Thursday, October 29, 2009

How many mistakes can you make in one article?

Going back in the grab bag, this one comes from CAD (Ctrl+Alt+Del), from about 2 months ago. Reading back through the article (a discussion of rumors about the upcoming World of Warcraft expansion), there are quite a few things to mention.

First, the serial comma. There are a couple of times when Tim makes lists that aren't completely comma-separated. Example: Zones, quests and instances revamped. Standard grammar rules would require a comma before the 'and.' Additionally, Tim has the following list-within-a-list, also not fully comma-separated:

Orgrimmar split in half, Thousand Needles flooded, death damage and destruction everywhere you turn.

I may be wrong here, but I think semicolons are needed here in addition to commas. That is, the list-within-a-list would be comma-separated, while the outer list would be separated by semicolons ("Orgrimmar split in half; Thousand Needles flooded; death, damage, and destruction everywhere you turn.")

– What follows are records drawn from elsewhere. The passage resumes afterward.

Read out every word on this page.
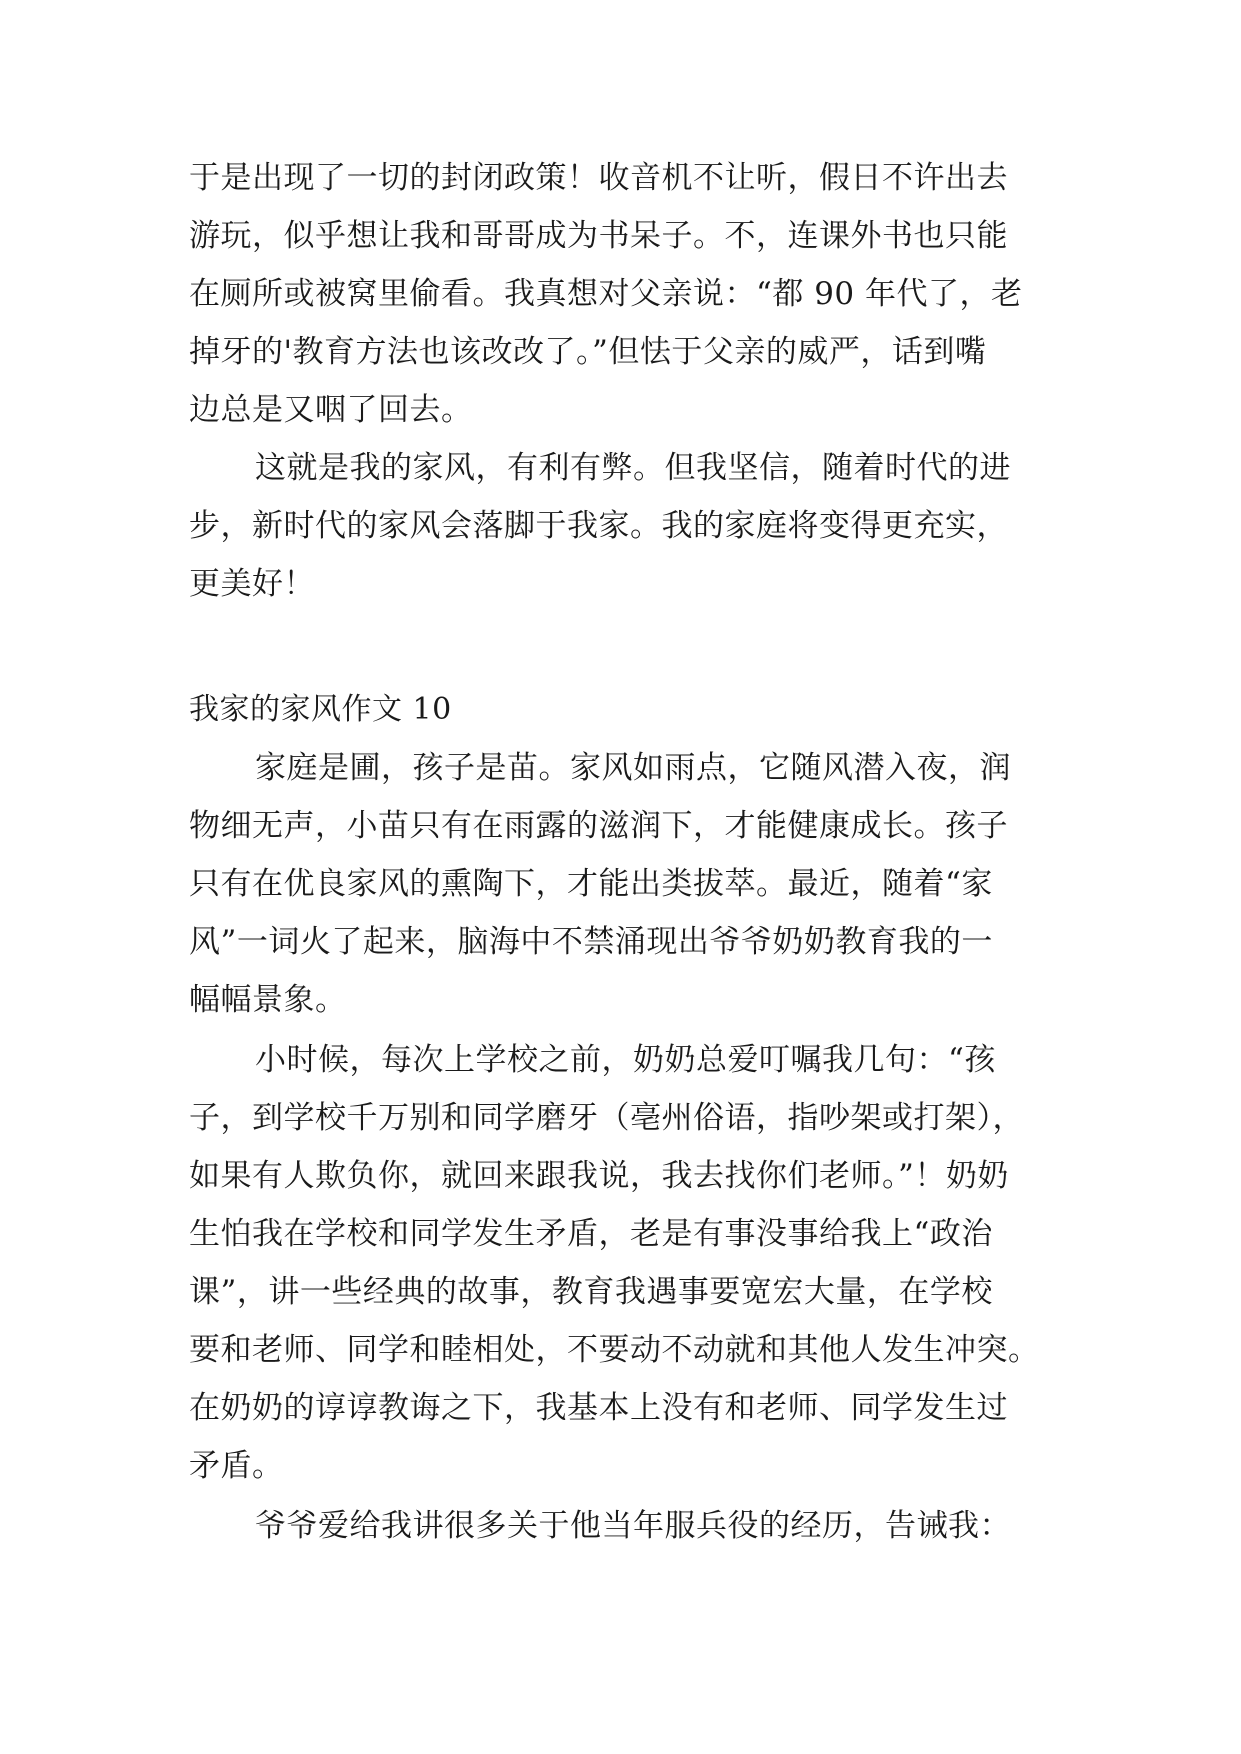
于是出现了一切的封闭政策！收音机不让听，假日不许出去
游玩，似乎想让我和哥哥成为书呆子。不，连课外书也只能
在厕所或被窝里偷看。我真想对父亲说：“都 90 年代了，老
掉牙的'教育方法也该改改了。”但怯于父亲的威严，话到嘴
边总是又咽了回去。
这就是我的家风，有利有弊。但我坚信，随着时代的进
步，新时代的家风会落脚于我家。我的家庭将变得更充实，
更美好！
我家的家风作文 10
家庭是圃，孩子是苗。家风如雨点，它随风潜入夜，润
物细无声，小苗只有在雨露的滋润下，才能健康成长。孩子
只有在优良家风的熏陶下，才能出类拔萃。最近，随着“家
风”一词火了起来，脑海中不禁涌现出爷爷奶奶教育我的一
幅幅景象。
小时候，每次上学校之前，奶奶总爱叮嘱我几句：“孩
子，到学校千万别和同学磨牙（亳州俗语，指吵架或打架），
如果有人欺负你，就回来跟我说，我去找你们老师。”！奶奶
生怕我在学校和同学发生矛盾，老是有事没事给我上“政治
课”，讲一些经典的故事，教育我遇事要宽宏大量，在学校
要和老师、同学和睦相处，不要动不动就和其他人发生冲突。
在奶奶的谆谆教诲之下，我基本上没有和老师、同学发生过
矛盾。
爷爷爱给我讲很多关于他当年服兵役的经历，告诫我：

This assumes, though that death and damage are actually 2 separate list items and not an adjective describing the kind of damage (in which case, only a terminal comma would be needed, not the semicolons). Given the different kinds of damage in fantasy/role-playing games, this may actually be the case, though I don't believe so.

Further reading shows more errors. Here's an unpaired/unclosed quotation mark:
(not some "alternate reality zone, caverns of time horseshit)

Finally, what grammar gripe would be complete without the old standby of its/it's confusion:
Especially if it wants to stand it's ground against The Old Republic and all the hawtness that game is offering.

One might ask about the numerous sentence fragments, of which the examples above are but a few. However, Tim takes a conversational tone in his posting, not intending to be formal, so I'll leave them be.